Avete scelto di raccontare la cronaca passando dalla Storia…

"Sì. Abbiamo voluto parlare del presente passando dalla Storia. La cronaca è fuggevole: la Storia invece ci impone uno sguardo lungo. La vicenda di Gesù ci insegna molto".

Il primo Natale è stato il vostro film di maggior successo, ma forse anche il più difficile.

"E lo domandi pure? Centinaia di comparse, in Marocco, a 58 gradi all’ombra, tutti che parlavano arabo e solo noi (quasi) in italiano! Ci mancavano gli alligatori a cercare di mangiarci!".

È stato un Natale intriso di dolori, e anche di polemiche. Che cosa direbbe alla gente che fra poche ore lo festeggerà?

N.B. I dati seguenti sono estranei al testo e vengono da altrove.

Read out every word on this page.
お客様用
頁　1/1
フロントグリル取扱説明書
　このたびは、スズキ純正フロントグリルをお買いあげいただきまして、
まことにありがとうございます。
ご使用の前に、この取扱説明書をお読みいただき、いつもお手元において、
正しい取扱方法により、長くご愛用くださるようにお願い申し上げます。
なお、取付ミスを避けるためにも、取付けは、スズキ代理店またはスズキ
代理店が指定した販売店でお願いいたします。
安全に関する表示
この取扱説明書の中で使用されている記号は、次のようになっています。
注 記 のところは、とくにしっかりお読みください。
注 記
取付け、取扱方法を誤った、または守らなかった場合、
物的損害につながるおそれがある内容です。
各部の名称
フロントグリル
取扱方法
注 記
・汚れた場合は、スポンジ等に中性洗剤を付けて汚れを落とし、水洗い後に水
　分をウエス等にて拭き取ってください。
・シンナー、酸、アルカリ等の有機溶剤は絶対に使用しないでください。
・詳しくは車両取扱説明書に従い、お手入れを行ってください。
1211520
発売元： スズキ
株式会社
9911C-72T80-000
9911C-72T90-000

"Le polemiche di questo mese le comprendo poco. Io ho ben chiaro che non si può essere felici da soli: e 70 mila morti sono 70 mila persone che mancano dalle tavole di ognuno di noi. Mi auguro che sia un Natale di rinascita vera, di scoperta delle cose davvero importanti. Si è parlato di uscire, in due, in quattro, in sei: sono sicuro che tutti quelli che hanno perso un parente farebbero volentieri a meno di uscire, a Natale, pur di avere ancora quel parente con loro".